AspectStandaloneDistributed
ProcessesOne workerMany workers (a group)
State storageLocal file (offset.storage.file.filename)Internal Kafka topics
Fault toleranceNoneAutomatic rebalance on failure
ScalingNoAdd workers to the group
ManagementConfig file or RESTREST API only
Best forDev, demos, single-machine agentsProduction

Running distributed workers

A distributed worker is configured with a group.id (all workers sharing it form one cluster) and the names of the three internal topics. Start two or more workers with the same group.id and identical internal-topic names and they automatically discover each other.

# connect-distributed.properties
bootstrap.servers=broker1:9092,broker2:9092,broker3:9092
group.id=connect-prod

key.converter=org.apache.kafka.connect.json.JsonConverter
value.converter=org.apache.kafka.connect.json.JsonConverter
key.converter.schemas.enable=false
value.converter.schemas.enable=false

# Internal topics (auto-created; set RF >= 3 in production)
config.storage.topic=connect-configs
config.storage.replication.factor=3
offset.storage.topic=connect-offsets
offset.storage.replication.factor=3
offset.storage.partitions=25
status.storage.topic=connect-status
status.storage.replication.factor=3
status.storage.partitions=5

rest.advertised.host.name=worker1.internal
plugin.path=/opt/kafka/plugins

Launch the worker:

connect-distributed.sh /etc/kafka/connect-distributed.properties

Output:

[INFO] Kafka Connect distributed worker initializing...
[INFO] Joining group connect-prod with generation 4
[INFO] Starting connectors and tasks using config offset 17
[INFO] REST server listening at http://worker1.internal:8083/
[INFO] Finished starting connectors and tasks

Inspect the internal topics that back the cluster’s state:

kafka-topics.sh --bootstrap-server broker1:9092 --list | grep ^connect-

Output:

connect-configs
connect-offsets
connect-status

The config.storage.topic must be a single-partition, compacted topic — Connect relies on total ordering of configuration changes. If you pre-create it, use --partitions 1 --config cleanup.policy=compact.
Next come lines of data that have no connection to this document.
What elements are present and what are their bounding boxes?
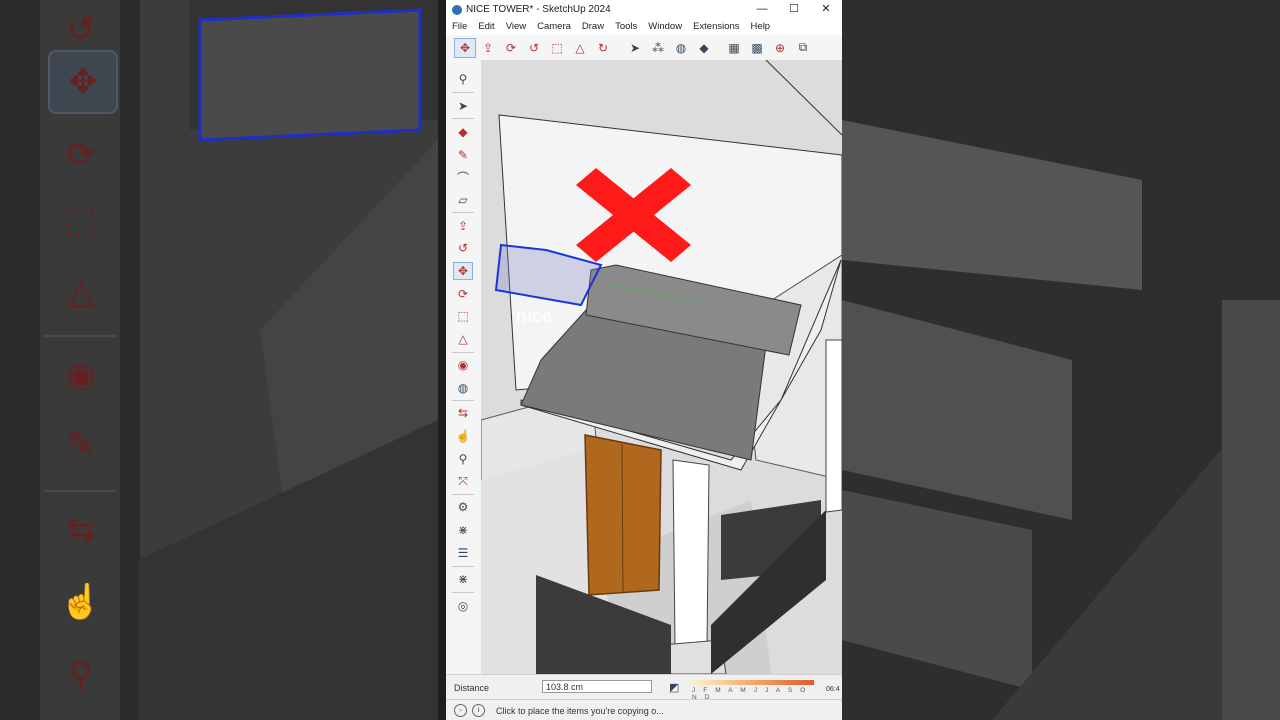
menu-camera[interactable]: Camera [531, 19, 576, 35]
follow-me-icon[interactable]: ↺ [523, 38, 545, 58]
sketchup-window: NICE TOWER* - SketchUp 2024 — ☐ ✕ File E… [446, 0, 842, 720]
window-controls: — ☐ ✕ [746, 0, 842, 19]
toolbar-separator [452, 92, 474, 93]
close-button[interactable]: ✕ [810, 0, 842, 19]
rotate-icon: ⟳ [66, 136, 96, 174]
status-message: Click to place the items you're copying … [496, 706, 664, 716]
toolbar-separator [452, 118, 474, 119]
orbit-icon: ⇆ [66, 511, 96, 549]
menu-extensions[interactable]: Extensions [687, 19, 744, 35]
title-bar: NICE TOWER* - SketchUp 2024 — ☐ ✕ [446, 0, 842, 19]
maximize-button[interactable]: ☐ [778, 0, 810, 19]
menu-draw[interactable]: Draw [576, 19, 609, 35]
rotate-icon[interactable]: ⟳ [453, 285, 473, 303]
eraser-icon[interactable]: ◆ [693, 38, 715, 58]
menu-window[interactable]: Window [642, 19, 687, 35]
toolbar-separator [452, 400, 474, 401]
toolbar-separator [452, 494, 474, 495]
offset-icon[interactable]: △ [453, 330, 473, 348]
extension-icon[interactable]: ⋇ [453, 570, 473, 588]
eraser-icon[interactable]: ◆ [453, 123, 473, 141]
left-toolbar: ⚲ ➤ ◆ ✎ ⌒ ▱ ⇪ ↺ ✥ ⟳ ⬚ △ ◉ ◍ ⇆ ☝ ⚲ ⤧ ⚙ ⋇ [446, 60, 482, 674]
tape-measure-icon[interactable]: ◉ [453, 356, 473, 374]
tape-measure-icon: ◉ [66, 356, 96, 394]
extension-icon[interactable]: ⋇ [453, 521, 473, 539]
toolbar-separator [452, 592, 474, 593]
top-toolbar: ✥ ⇪ ⟳ ↺ ⬚ △ ↻ ➤ ⁂ ◍ ◆ ▦ ▩ ⊕ ⧉ [446, 35, 842, 61]
layers-icon[interactable]: ☰ [453, 544, 473, 562]
orbit-icon[interactable]: ⇆ [453, 404, 473, 422]
sketchup-logo-icon [452, 4, 462, 15]
offset-icon[interactable]: △ [569, 38, 591, 58]
background-right-scene [842, 0, 1280, 720]
shadow-month-slider[interactable]: J F M A M J J A S O N D [692, 680, 814, 701]
paint-icon[interactable]: ↻ [592, 38, 614, 58]
arc-icon[interactable]: ⌒ [453, 168, 473, 186]
measurements-bar: Distance 103.8 cm ◩ J F M A M J J A S O … [446, 674, 842, 701]
status-bar: ◦ i Click to place the items you're copy… [446, 699, 842, 720]
background-zoom-right [842, 0, 1280, 720]
move-icon[interactable]: ✥ [454, 37, 476, 58]
pan-icon[interactable]: ☝ [453, 427, 473, 445]
move-icon: ✥ [48, 50, 118, 114]
scale-icon: ⬚ [64, 201, 98, 239]
scale-icon[interactable]: ⬚ [546, 38, 568, 58]
rectangle-icon[interactable]: ▱ [453, 191, 473, 209]
select-icon[interactable]: ➤ [453, 97, 473, 115]
component-icon[interactable]: ⁂ [647, 38, 669, 58]
rotate-icon[interactable]: ⟳ [500, 38, 522, 58]
zoom-icon[interactable]: ⚲ [453, 450, 473, 468]
watermark-text: nice [516, 306, 552, 326]
window-title: NICE TOWER* - SketchUp 2024 [466, 4, 611, 15]
geo-location-icon[interactable]: ◦ [454, 704, 467, 717]
toolbar-separator [452, 566, 474, 567]
menu-edit[interactable]: Edit [472, 19, 499, 35]
shadow-time: 06:4 [826, 686, 840, 693]
distance-input[interactable]: 103.8 cm [542, 680, 652, 693]
follow-me-icon[interactable]: ↺ [453, 239, 473, 257]
toolbar-separator [452, 352, 474, 353]
background-separator [44, 490, 116, 492]
paint-bucket-icon: ✎ [66, 426, 96, 464]
menu-help[interactable]: Help [745, 19, 776, 35]
paint-bucket-icon[interactable]: ◍ [670, 38, 692, 58]
section-plane-icon[interactable]: ▦ [723, 38, 745, 58]
pan-icon: ☝ [59, 583, 103, 621]
zoom-extents-icon[interactable]: ⤧ [453, 472, 473, 490]
screen: ↺ ✥ ⟳ ⬚ △ ◉ ✎ ⇆ ☝ ⚲ NICE TOWER* - Sketch… [0, 0, 1280, 720]
select-icon[interactable]: ➤ [624, 38, 646, 58]
axes-icon[interactable]: ⊕ [769, 38, 791, 58]
warehouse-icon[interactable]: ⚙ [453, 498, 473, 516]
column [672, 459, 710, 646]
profile-icon[interactable]: ◎ [453, 597, 473, 615]
model-viewport[interactable]: nice [481, 60, 842, 674]
menu-file[interactable]: File [446, 19, 472, 35]
background-separator [44, 335, 116, 337]
move-icon[interactable]: ✥ [453, 262, 473, 280]
zoom-icon: ⚲ [68, 656, 94, 694]
tag-icon[interactable]: ▩ [746, 38, 768, 58]
offset-icon: △ [67, 273, 95, 311]
zoom-icon[interactable]: ⚲ [453, 70, 473, 88]
month-gradient [692, 680, 814, 685]
push-pull-icon[interactable]: ⇪ [453, 217, 473, 235]
dimension-icon[interactable]: ⧉ [792, 38, 814, 58]
info-icon[interactable]: i [472, 704, 485, 717]
right-column [825, 339, 842, 513]
paint-bucket-icon[interactable]: ◍ [453, 379, 473, 397]
shadow-toggle-icon[interactable]: ◩ [669, 681, 679, 694]
menu-view[interactable]: View [500, 19, 531, 35]
model-scene: nice [481, 60, 842, 674]
scale-icon[interactable]: ⬚ [453, 307, 473, 325]
menu-tools[interactable]: Tools [609, 19, 642, 35]
push-pull-icon[interactable]: ⇪ [477, 38, 499, 58]
menu-bar: File Edit View Camera Draw Tools Window … [446, 19, 842, 35]
minimize-button[interactable]: — [746, 0, 778, 19]
toolbar-separator [452, 212, 474, 213]
background-zoom-left: ↺ ✥ ⟳ ⬚ △ ◉ ✎ ⇆ ☝ ⚲ [0, 0, 438, 720]
vcb-label: Distance [454, 683, 490, 693]
pencil-icon[interactable]: ✎ [453, 146, 473, 164]
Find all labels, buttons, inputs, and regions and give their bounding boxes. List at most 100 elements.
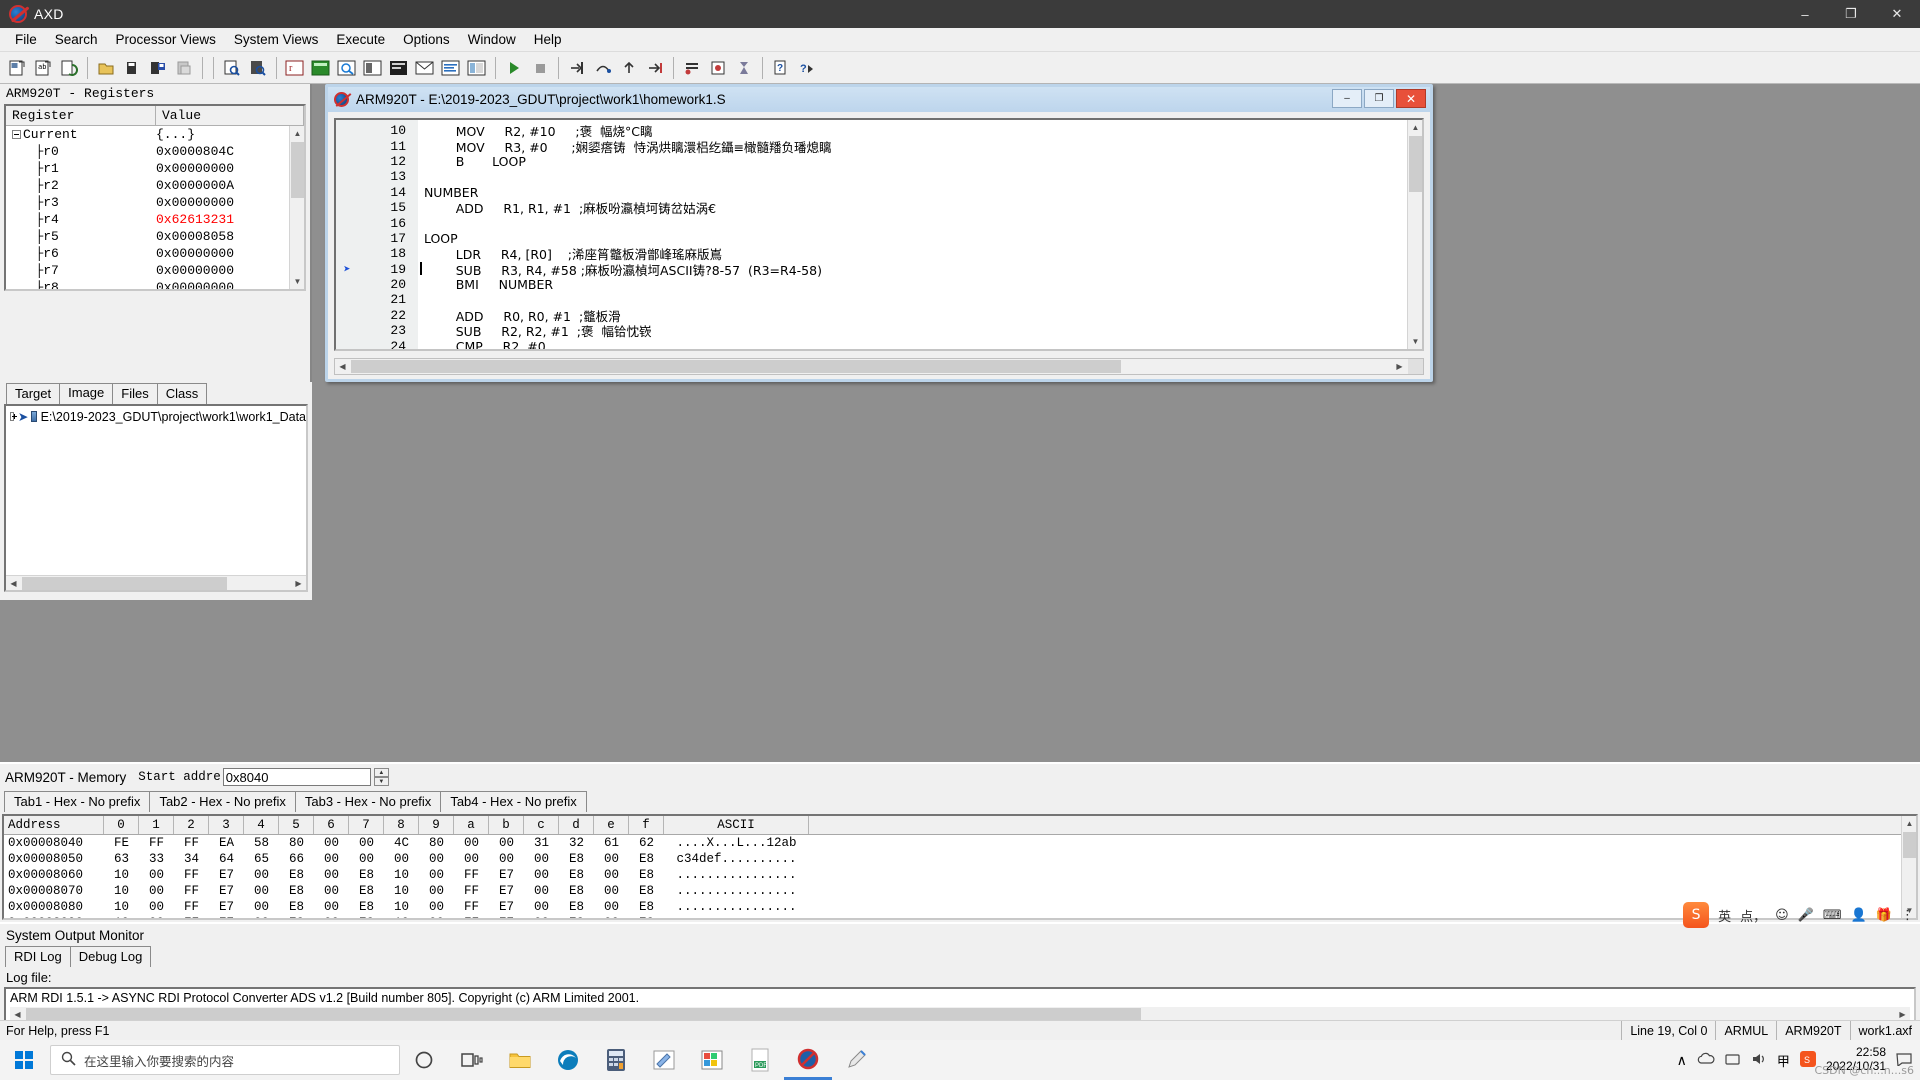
cortana-icon[interactable]	[400, 1040, 448, 1080]
memory-byte[interactable]: E7	[489, 899, 524, 915]
memory-byte[interactable]: 00	[594, 867, 629, 883]
go-icon[interactable]	[502, 55, 526, 80]
table-row[interactable]: ├r7 0x00000000	[6, 262, 304, 279]
spinner-down[interactable]: ▼	[373, 777, 389, 786]
menu-options[interactable]: Options	[394, 29, 459, 50]
edge-icon[interactable]	[544, 1040, 592, 1080]
memory-byte[interactable]: E8	[629, 883, 664, 899]
memory-byte[interactable]: 10	[104, 867, 139, 883]
column-register[interactable]: Register	[6, 106, 156, 126]
memory-byte[interactable]: 00	[244, 915, 279, 918]
memory-byte[interactable]: E8	[559, 883, 594, 899]
memory-byte[interactable]: E8	[279, 867, 314, 883]
source-code-editor[interactable]: 10 MOV R2, #10 ;褒 幅烧°C瞝 11 MOV R3, #0 ;娴…	[334, 118, 1424, 351]
memory-byte[interactable]: E8	[279, 883, 314, 899]
search-input[interactable]: 在这里输入你要搜索的内容	[50, 1045, 400, 1075]
stop-icon[interactable]	[528, 55, 552, 80]
memory-byte[interactable]: E8	[559, 851, 594, 867]
memory-byte[interactable]: 00	[244, 899, 279, 915]
code-line-current[interactable]: ➤ 19 SUB R3, R4, #58 ;麻板吩瀛楨坷ASCII铸?8-57 (…	[336, 262, 1405, 278]
registers-vertical-scrollbar[interactable]: ▲ ▼	[289, 126, 304, 289]
memory-byte[interactable]: 00	[419, 899, 454, 915]
memory-icon[interactable]	[309, 55, 333, 80]
memory-byte[interactable]: FF	[174, 835, 209, 851]
memory-byte[interactable]: 10	[104, 915, 139, 918]
column-4[interactable]: 4	[244, 816, 279, 834]
memory-byte[interactable]: E8	[629, 867, 664, 883]
file-explorer-icon[interactable]	[496, 1040, 544, 1080]
scroll-up-arrow[interactable]: ▲	[290, 126, 304, 141]
save-session-icon[interactable]	[120, 55, 144, 80]
ime-emoji-icon[interactable]: ☺	[1775, 908, 1789, 923]
code-line[interactable]: 11 MOV R3, #0 ;娴媭瘩铸 恃涡烘瞝澴梠纥鑷≡橄髓羳负璠熄瞝	[336, 138, 1405, 155]
axd-icon[interactable]	[784, 1040, 832, 1080]
memory-byte[interactable]: 10	[104, 899, 139, 915]
memory-byte[interactable]: 65	[244, 851, 279, 867]
memory-tab-1[interactable]: Tab1 - Hex - No prefix	[4, 791, 151, 812]
ime-keyboard-icon[interactable]: ⌨	[1823, 908, 1842, 923]
memory-byte[interactable]: E7	[209, 899, 244, 915]
memory-byte[interactable]: 10	[384, 915, 419, 918]
tab-target[interactable]: Target	[6, 383, 61, 404]
tab-class[interactable]: Class	[156, 383, 208, 404]
menu-system-views[interactable]: System Views	[225, 29, 328, 50]
breakpoint-list-icon[interactable]	[706, 55, 730, 80]
column-value[interactable]: Value	[156, 106, 304, 126]
tree-expand-icon[interactable]	[10, 412, 17, 421]
minimize-button[interactable]: –	[1782, 0, 1828, 28]
variables-icon[interactable]	[361, 55, 385, 80]
memory-byte[interactable]: 00	[524, 851, 559, 867]
memory-byte[interactable]: 00	[139, 899, 174, 915]
help-icon[interactable]: ?	[769, 55, 793, 80]
memory-byte[interactable]: 00	[314, 899, 349, 915]
column-e[interactable]: e	[594, 816, 629, 834]
menu-execute[interactable]: Execute	[327, 29, 394, 50]
code-line[interactable]: 12 B LOOP	[336, 154, 1405, 169]
memory-byte[interactable]: 00	[384, 851, 419, 867]
memory-byte[interactable]: 66	[279, 851, 314, 867]
memory-byte[interactable]: FF	[454, 899, 489, 915]
tray-chevron-icon[interactable]: ∧	[1677, 1052, 1687, 1069]
memory-byte[interactable]: 00	[524, 867, 559, 883]
memory-byte[interactable]: 00	[419, 883, 454, 899]
paste-icon[interactable]	[172, 55, 196, 80]
memory-tab-4[interactable]: Tab4 - Hex - No prefix	[440, 791, 587, 812]
load-image-icon[interactable]	[5, 55, 29, 80]
memory-byte[interactable]: FF	[174, 867, 209, 883]
column-6[interactable]: 6	[314, 816, 349, 834]
column-1[interactable]: 1	[139, 816, 174, 834]
step-over-icon[interactable]	[591, 55, 615, 80]
column-9[interactable]: 9	[419, 816, 454, 834]
paint-icon[interactable]	[832, 1040, 880, 1080]
load-debug-symbols-icon[interactable]: ab	[31, 55, 55, 80]
scrollbar-thumb[interactable]	[22, 577, 227, 590]
table-row[interactable]: Current {...}	[6, 126, 304, 143]
table-row[interactable]: ├r1 0x00000000	[6, 160, 304, 177]
scroll-up-arrow[interactable]: ▲	[1408, 120, 1422, 135]
table-row[interactable]: 0x00008050 63 33 34 64 65 66 00 00 00 00 00 00 00 E8 00…	[4, 851, 1916, 867]
backtrace-icon[interactable]	[465, 55, 489, 80]
memory-byte[interactable]: 00	[454, 851, 489, 867]
memory-byte[interactable]: 00	[594, 915, 629, 918]
source-close-button[interactable]: ✕	[1396, 89, 1426, 108]
scrollbar-thumb[interactable]	[1903, 832, 1916, 858]
scroll-right-arrow[interactable]: ▶	[291, 576, 306, 591]
memory-byte[interactable]: E8	[629, 851, 664, 867]
reload-image-icon[interactable]	[57, 55, 81, 80]
memory-byte[interactable]: E7	[489, 867, 524, 883]
memory-byte[interactable]: 00	[524, 899, 559, 915]
memory-byte[interactable]: E7	[209, 867, 244, 883]
column-address[interactable]: Address	[4, 816, 104, 834]
scroll-left-arrow[interactable]: ◀	[335, 359, 350, 374]
column-0[interactable]: 0	[104, 816, 139, 834]
memory-byte[interactable]: E8	[559, 867, 594, 883]
start-address-spinner[interactable]: ▲ ▼	[373, 768, 389, 786]
memory-byte[interactable]: 00	[314, 851, 349, 867]
column-3[interactable]: 3	[209, 816, 244, 834]
memory-byte[interactable]: 00	[349, 835, 384, 851]
memory-byte[interactable]: 00	[419, 915, 454, 918]
memory-byte[interactable]: 00	[314, 867, 349, 883]
memory-byte[interactable]: E8	[349, 867, 384, 883]
tray-onedrive-icon[interactable]	[1697, 1052, 1715, 1069]
pdf-icon[interactable]: PDF	[736, 1040, 784, 1080]
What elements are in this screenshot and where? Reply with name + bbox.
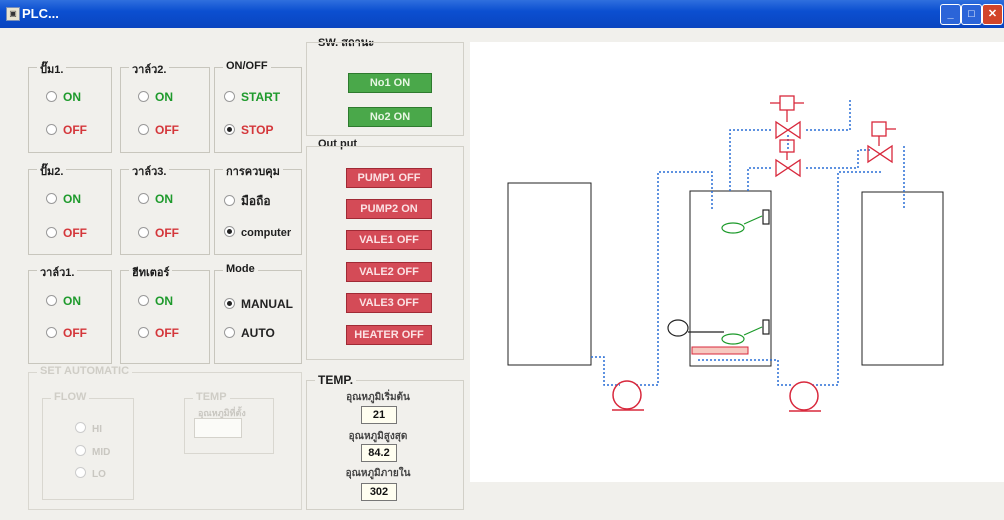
valve3-on-radio[interactable]: ON xyxy=(138,192,173,206)
max-temp-label: อุณหภูมิสูงสุด xyxy=(348,431,408,442)
pump2-off-radio[interactable]: OFF xyxy=(46,226,87,240)
set-temp-caption: TEMP xyxy=(193,391,230,403)
computer-control-radio[interactable]: computer xyxy=(224,226,291,239)
sw-no1-indicator: No1 ON xyxy=(348,73,432,93)
valve3-output-indicator: VALE3 OFF xyxy=(346,293,432,313)
heater-caption: ฮีทเตอร์ xyxy=(129,263,173,281)
pump2-on-radio[interactable]: ON xyxy=(46,192,81,206)
onoff-group: ON/OFF xyxy=(214,60,302,153)
radio-dot xyxy=(46,91,57,102)
process-diagram xyxy=(470,42,1004,482)
minimize-button[interactable]: _ xyxy=(940,4,961,25)
radio-dot xyxy=(138,124,149,135)
valve3-off-radio[interactable]: OFF xyxy=(138,226,179,240)
heater-group: ฮีทเตอร์ xyxy=(120,263,210,364)
pump1-group: ปั๊ม1. xyxy=(28,60,112,153)
valve2-output-indicator: VALE2 OFF xyxy=(346,262,432,282)
set-automatic-caption: SET AUTOMATIC xyxy=(37,365,133,377)
radio-dot xyxy=(138,295,149,306)
heater-element xyxy=(691,346,749,355)
pump1-on-radio[interactable]: ON xyxy=(46,90,81,104)
valve1-on-radio[interactable]: ON xyxy=(46,294,81,308)
title-bar: ▣ PLC... _ □ ✕ xyxy=(0,0,1004,28)
sw-no2-indicator: No2 ON xyxy=(348,107,432,127)
manual-mode-radio[interactable]: MANUAL xyxy=(224,297,293,311)
mode-caption: Mode xyxy=(223,263,258,275)
set-temp-input[interactable] xyxy=(194,418,242,438)
pump1-off-radio[interactable]: OFF xyxy=(46,123,87,137)
radio-dot xyxy=(138,91,149,102)
heater-on-radio[interactable]: ON xyxy=(138,294,173,308)
valve2-caption: วาล์ว2. xyxy=(129,60,170,78)
onoff-caption: ON/OFF xyxy=(223,60,271,72)
pump2-group: ปั๊ม2. xyxy=(28,162,112,255)
valve1-output-indicator: VALE1 OFF xyxy=(346,230,432,250)
control-group: การควบคุม xyxy=(214,162,302,255)
radio-dot xyxy=(224,195,235,206)
flow-lo-radio[interactable]: LO xyxy=(75,467,106,480)
valve1-caption: วาล์ว1. xyxy=(37,263,78,281)
radio-dot xyxy=(46,295,57,306)
valve1-group: วาล์ว1. xyxy=(28,263,112,364)
radio-dot xyxy=(46,124,57,135)
valve3-group: วาล์ว3. xyxy=(120,162,210,255)
radio-dot xyxy=(75,445,86,456)
radio-dot xyxy=(224,91,235,102)
radio-dot xyxy=(46,327,57,338)
maximize-button[interactable]: □ xyxy=(961,4,982,25)
valve2-group: วาล์ว2. xyxy=(120,60,210,153)
app-icon: ▣ xyxy=(6,7,20,21)
radio-dot xyxy=(75,422,86,433)
start-temp-label: อุณหภูมิเริ่มต้น xyxy=(346,392,410,403)
window-title: PLC... xyxy=(22,6,59,21)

Auto-creation handles this for you; manual creation with the wrong partition count will break the cluster.

Best Practices

  • Run distributed mode in production with at least 2-3 workers and a replication factor of 3 on every internal topic so connector state survives broker loss.
  • Set tasks.max to the real parallelism of the source (partitions/tables/shards), not an arbitrary high number.
  • Give each environment its own unique group.id and distinct internal-topic names; sharing them across clusters corrupts state.
  • Keep plugin.path clean — one directory per plugin — to avoid classloader conflicts between connector dependencies.
  • Monitor task status via the REST API (/connectors/<name>/status) and alert on FAILED tasks; a failed task does not restart itself.
  • Pre-create the config.storage.topic as single-partition + compacted if you manage topics by hand.